Le fil de plomb de la perspective à proposer est là tel que nous l’indique et nous le re-confirme le peuple québécois par le dernier sondage : 47% pour la souveraineté molle et 28% pour la souveraineté dure. C’est l’as que possède le prolétariat québécois et que n’a pas le prolétariat canadien anglais car il ne comprend pas encore que cet as il pourrait aussi le posséder s’il appuyait à fond notre lutte de libération nationale qui briserait cette prison des peuples qu’est l’État canadien, appui dont nous aurons éventuellement absolument besoin tout comme de celui des peuples aborigènes.

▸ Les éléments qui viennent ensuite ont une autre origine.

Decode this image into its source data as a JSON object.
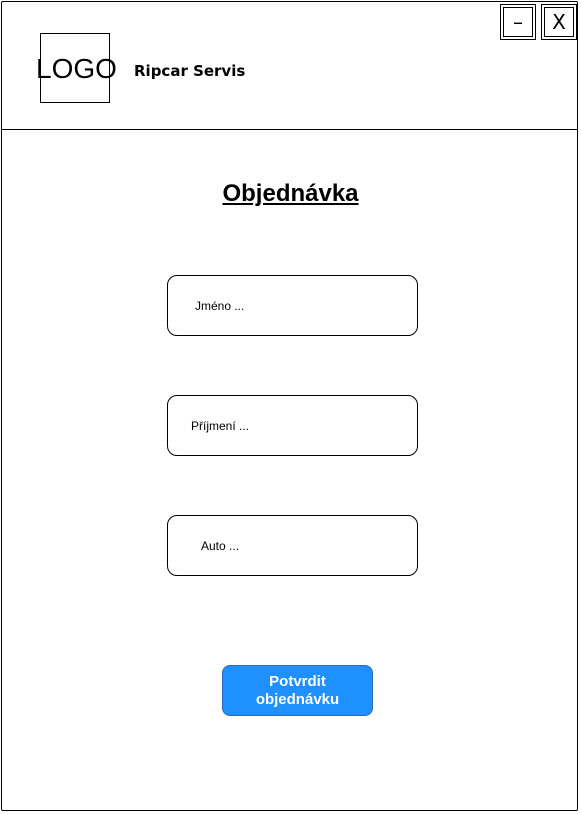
{
  "header": {
    "logo_text": "LOGO",
    "app_name": "Ripcar Servis",
    "minimize_label": "–",
    "close_label": "X"
  },
  "main": {
    "title": "Objednávka",
    "fields": [
      {
        "placeholder": "Jméno ..."
      },
      {
        "placeholder": "Příjmení ..."
      },
      {
        "placeholder": "Auto ..."
      }
    ],
    "submit_label": "Potvrdit objednávku"
  },
  "colors": {
    "accent": "#1e90ff",
    "background": "#ffffff",
    "border": "#000000"
  }
}
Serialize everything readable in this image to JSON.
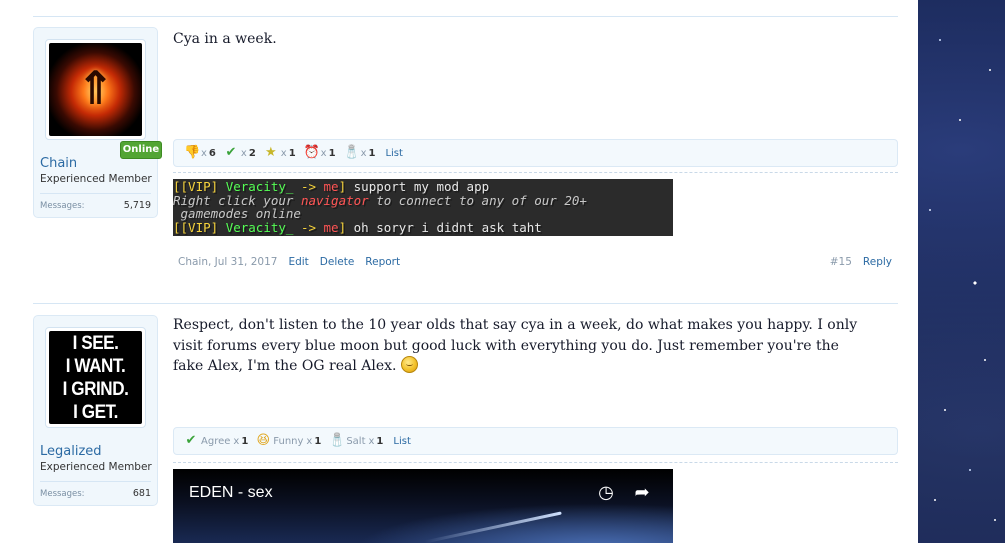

Ne nous le cachons pas : la marche est haute... mais atteignable. La marche est atteignable car l’UFP a fait dépasser à la gauche politique l’état groupusculaire. Mais elle est haute car l’UFP est encore loin du parti de masse, même d’être le parti de la gauche sociale, en particulier syndicale. En plus, cet effort gigantesque nécessite d’éviter deux écueils : ce raccourci illusoire qu’est le Charybde du centriste " néolibéralisme à visage humain " qui ferait de nous au bout du compte le quatrième parti néolibéral même avec un manifeste très percutant et unE chef très médiatique, c’est-à-dire acceptable aux monopoles des multimédias ; et ce verbiage facile qu’est le Scylla du gauchisme groupusculaire et " révolutionnaire " sans racine sociale mais idéologiquement si confortable.